Anatomy segmentation in laparoscopic surgery: comparison of machine learning and human expertise - an experimental study.

Abstract

Lack of anatomy recognition represents a clinically relevant risk in abdominal surgery. Machine learning (ML) methods can help identify visible patterns and risk structures; however, their practical value remains largely unclear.
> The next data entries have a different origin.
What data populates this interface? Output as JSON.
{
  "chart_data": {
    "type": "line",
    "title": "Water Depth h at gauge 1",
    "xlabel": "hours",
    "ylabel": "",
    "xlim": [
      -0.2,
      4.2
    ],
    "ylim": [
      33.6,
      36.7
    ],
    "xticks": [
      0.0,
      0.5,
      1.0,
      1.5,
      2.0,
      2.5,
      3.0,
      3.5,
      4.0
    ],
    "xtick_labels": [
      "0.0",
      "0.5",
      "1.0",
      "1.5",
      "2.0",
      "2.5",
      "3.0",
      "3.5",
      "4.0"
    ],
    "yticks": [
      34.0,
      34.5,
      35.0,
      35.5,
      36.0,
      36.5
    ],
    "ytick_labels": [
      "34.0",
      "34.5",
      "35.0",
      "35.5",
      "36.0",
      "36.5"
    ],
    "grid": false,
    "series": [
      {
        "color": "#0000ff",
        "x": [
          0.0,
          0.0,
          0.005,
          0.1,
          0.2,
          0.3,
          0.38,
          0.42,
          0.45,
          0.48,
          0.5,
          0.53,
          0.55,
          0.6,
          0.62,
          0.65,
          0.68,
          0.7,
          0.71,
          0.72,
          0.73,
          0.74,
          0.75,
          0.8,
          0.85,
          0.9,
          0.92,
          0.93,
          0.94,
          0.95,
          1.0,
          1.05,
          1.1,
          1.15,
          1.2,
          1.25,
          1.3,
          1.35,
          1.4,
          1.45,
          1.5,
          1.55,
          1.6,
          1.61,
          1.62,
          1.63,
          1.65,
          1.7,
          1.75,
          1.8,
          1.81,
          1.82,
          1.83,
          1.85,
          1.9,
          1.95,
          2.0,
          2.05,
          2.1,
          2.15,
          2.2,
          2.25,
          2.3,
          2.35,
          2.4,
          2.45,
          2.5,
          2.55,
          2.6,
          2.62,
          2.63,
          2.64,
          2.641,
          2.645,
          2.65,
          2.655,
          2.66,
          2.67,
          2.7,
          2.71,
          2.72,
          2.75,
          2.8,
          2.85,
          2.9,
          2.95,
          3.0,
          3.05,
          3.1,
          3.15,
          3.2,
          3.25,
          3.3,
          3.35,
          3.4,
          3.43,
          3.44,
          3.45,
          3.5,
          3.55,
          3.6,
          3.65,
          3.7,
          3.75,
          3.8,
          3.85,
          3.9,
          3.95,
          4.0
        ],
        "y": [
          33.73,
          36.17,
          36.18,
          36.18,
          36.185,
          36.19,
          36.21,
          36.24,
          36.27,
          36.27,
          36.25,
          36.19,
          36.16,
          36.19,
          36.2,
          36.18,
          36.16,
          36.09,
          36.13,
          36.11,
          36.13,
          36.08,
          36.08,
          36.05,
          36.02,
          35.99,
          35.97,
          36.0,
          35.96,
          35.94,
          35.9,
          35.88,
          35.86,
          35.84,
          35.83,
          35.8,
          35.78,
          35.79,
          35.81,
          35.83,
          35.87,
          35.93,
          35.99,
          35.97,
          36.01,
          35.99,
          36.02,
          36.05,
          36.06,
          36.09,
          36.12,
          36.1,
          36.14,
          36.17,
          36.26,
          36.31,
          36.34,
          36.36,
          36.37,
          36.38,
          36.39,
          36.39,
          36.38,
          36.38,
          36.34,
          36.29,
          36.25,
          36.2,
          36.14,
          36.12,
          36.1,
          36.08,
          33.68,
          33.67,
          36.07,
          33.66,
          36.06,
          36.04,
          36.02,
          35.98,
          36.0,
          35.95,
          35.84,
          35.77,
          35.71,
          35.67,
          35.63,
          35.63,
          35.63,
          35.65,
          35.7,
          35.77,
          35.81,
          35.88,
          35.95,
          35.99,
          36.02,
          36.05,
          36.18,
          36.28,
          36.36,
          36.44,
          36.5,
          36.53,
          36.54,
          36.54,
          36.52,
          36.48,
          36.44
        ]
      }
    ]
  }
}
Based on a novel dataset of 13195 laparoscopic images with pixel-wise segmentations of 11 anatomical structures, we developed specialized segmentation models for each structure and combined models for all anatomical structures using two state-of-the-art model architectures (DeepLabv3 and SegFormer) and compared segmentation performance of algorithms to a cohort of 28 physicians, medical students, and medical laypersons using the example of pancreas segmentation. Mean Intersection-over-Union for semantic segmentation of intra-abdominal structures ranged from 0.28 to 0.83 and from 0.23 to 0.77 for the DeepLabv3-based structure-specific and combined models, and from 0.31 to 0.85 and from 0.26 to 0.67 for the SegFormer-based structure-specific and combined models, respectively. Both the structure-specific and the combined DeepLabv3-based models are capable of near-real-time operation, while the SegFormer-based models are not. All four models outperformed at least 26 out of 28 human participants in pancreas segmentation. These results demonstrate that ML methods have the potential to provide relevant assistance in anatomy recognition in minimally invasive surgery in near-real-time. Future research should investigate the educational value and subsequent clinical impact of the respective assistance systems.